At the UN conference this week, governments and actors in the public and private sectors are invited to present proposals for a so-called water action agenda.

“The Water Summit must result in a bold Water Action Agenda that gives our world’s lifeblood the commitment it deserves,” UN Secretary-General Antonio Guterres said.

Some 6,500 people are expected to attend the conference with its more than 500 related events. They include 20 heads of state or government, dozens of ministers and hundreds of representatives of civil society and the business world.

Ahead of the conference, hundreds of projects have already been registered on its website.

The ideas range from building cheap toilets for millions of people around the world to improving farm irrigation techniques in Australia and enhancing access to drinking water in Fiji.

Organizers expect participants to make commitments, be they large or small, during the conference.

“Every commitment is of significant importance as it may bring… change for even one household, one school, one village, one city.
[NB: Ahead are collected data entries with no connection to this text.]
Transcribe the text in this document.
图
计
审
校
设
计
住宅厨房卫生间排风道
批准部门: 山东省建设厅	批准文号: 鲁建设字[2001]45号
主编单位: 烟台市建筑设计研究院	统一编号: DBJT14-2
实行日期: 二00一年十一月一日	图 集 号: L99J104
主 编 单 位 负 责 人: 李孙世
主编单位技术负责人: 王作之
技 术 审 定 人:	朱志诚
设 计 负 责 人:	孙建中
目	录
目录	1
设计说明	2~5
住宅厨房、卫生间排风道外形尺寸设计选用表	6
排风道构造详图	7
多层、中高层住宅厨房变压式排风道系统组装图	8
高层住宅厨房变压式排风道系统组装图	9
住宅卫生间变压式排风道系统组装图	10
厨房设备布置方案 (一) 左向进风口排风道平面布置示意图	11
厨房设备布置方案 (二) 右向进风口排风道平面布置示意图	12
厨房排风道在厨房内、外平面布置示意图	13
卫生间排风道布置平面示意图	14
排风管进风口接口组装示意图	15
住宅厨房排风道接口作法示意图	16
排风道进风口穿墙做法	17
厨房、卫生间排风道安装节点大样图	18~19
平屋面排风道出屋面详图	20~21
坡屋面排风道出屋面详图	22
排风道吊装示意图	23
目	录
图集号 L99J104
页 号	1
As we say, drop by drop it becomes an ocean,” Sulton Rahimzoda, special envoy on water for the president of Tajikistan, told a press conference.

Ani Dasgupta, president and CEO of the think tank World Resources Institute, said: “We cannot have only incremental progress, but a plan to fundamentally transform how we manage water for the new climate reality.”

Solutions do exist, he added, and “the price is a bargain.”

“Securing water for our societies by 2030 could cost just over one percent of global GDP,” said Dasgupta.

“And the return on these investments would be immense, from growing our economies to boosting farmers’ crop yields to improving the lives of poor and vulnerable,” he added.